When joy is owning a mink coat

When joy is owning a mink coat


Linda Grant’s purpose seems to be to reassure middle-aged feminists that it’s OK to like clothes. I hadn’t realised this was a problem, but apparently it is for Linda Grant and she likes clothes a lot.. It is good for health of women to have women's sleepwear. She says that when she goes abroad she tends to visit shops rather than museums and that when she looks at old snapshots of herself she can remember every detail of the clothes she was wearing, but often not the identities of the people she was with.

She talks about the joy of hitting Bond Street on a Saturday morning and wondering whether this will be the day that she will find the perfect coat or put herself on the waiting list for a £3,500 Hermès Birkin handbag.

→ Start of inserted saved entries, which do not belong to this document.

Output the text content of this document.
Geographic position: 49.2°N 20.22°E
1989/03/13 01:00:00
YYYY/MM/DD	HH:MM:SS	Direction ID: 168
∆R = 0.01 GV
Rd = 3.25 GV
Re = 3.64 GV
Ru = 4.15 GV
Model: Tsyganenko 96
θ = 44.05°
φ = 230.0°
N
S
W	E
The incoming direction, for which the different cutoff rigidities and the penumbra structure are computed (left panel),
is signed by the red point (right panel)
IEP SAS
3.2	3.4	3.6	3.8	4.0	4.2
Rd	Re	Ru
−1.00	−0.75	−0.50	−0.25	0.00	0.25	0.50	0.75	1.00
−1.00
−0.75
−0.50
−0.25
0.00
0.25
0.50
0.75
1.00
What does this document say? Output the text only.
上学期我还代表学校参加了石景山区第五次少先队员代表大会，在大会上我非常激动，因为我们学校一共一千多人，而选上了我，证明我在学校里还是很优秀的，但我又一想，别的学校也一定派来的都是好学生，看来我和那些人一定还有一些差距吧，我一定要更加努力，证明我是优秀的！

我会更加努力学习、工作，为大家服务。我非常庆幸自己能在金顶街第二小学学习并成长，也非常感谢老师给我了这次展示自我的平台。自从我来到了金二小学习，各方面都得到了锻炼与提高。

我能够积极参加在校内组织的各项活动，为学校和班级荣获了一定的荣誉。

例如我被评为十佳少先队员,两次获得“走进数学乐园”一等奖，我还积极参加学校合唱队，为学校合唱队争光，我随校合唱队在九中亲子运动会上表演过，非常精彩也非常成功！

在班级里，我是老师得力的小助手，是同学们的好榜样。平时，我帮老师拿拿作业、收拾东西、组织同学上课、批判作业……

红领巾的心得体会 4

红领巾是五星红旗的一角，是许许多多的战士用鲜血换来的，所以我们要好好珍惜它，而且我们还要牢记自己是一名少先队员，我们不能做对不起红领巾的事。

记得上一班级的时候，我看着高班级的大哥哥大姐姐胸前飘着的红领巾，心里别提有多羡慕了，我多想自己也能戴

She says that, while she has an extensive handbag collection (she mentions six Anya Hindmarches, two Fendi baguettes, a Gucci, a Luella, a Dolce & Gabbana, a Ferré) she still lacks a Chanel 2.55 and a Hermès Birkin, which means that her handbag collection is “like a library with no Shakespeare or Milton”.

Grant’s passion for handbags came from her mother who believed that “a good handbag makes the outfit”. Indeed, she said it so often that Grant actually included it in her death notice in the Jewish Chronicle. In her mother’s last years,. Each young man would like to have a Moncler, it's wonderful when she was suffering from dementia, the one thing that seemed to revive her, to restore her personality, was shopping: “Shopping was what my mother had always excelled at,. We will provide Moncler doudoune wherever you are. it was her deepest and most enduring interest.” Grant’s maternal grandparents, who were Russian émigrés, also set great store by clothes.

Her grandfather barely spoke English but managed to frame the motto: “There’s only one thing worse than being skint, and that's looking as if you’re skint.” It was all to do with keeping up appearances.. We have many fashionable sexy lingerie have style of nurse costume.

Intermittently, throughout the book, Grant tells the story of Catherine Hill, an Auschwitz survivor who escaped to Canada, became a clothes buyer for a department store and ended up owning two influential fashion shops, in Toronto and Palm Beach. Her career, though obviously successful, is hardly riveting and one wonders why Grant gives it so much space, but her point seems to be that an interest in fashion is not frivolous but life-affirming – Hill’s passion for clothes came from memories of all those naked women she saw at Auschwitz. Clothes, Grant seems to be saying, are the comfort of the refugee, the sign that they have come through. For her mother’s generation, the ultimate reassurance was ownership of a mink coat.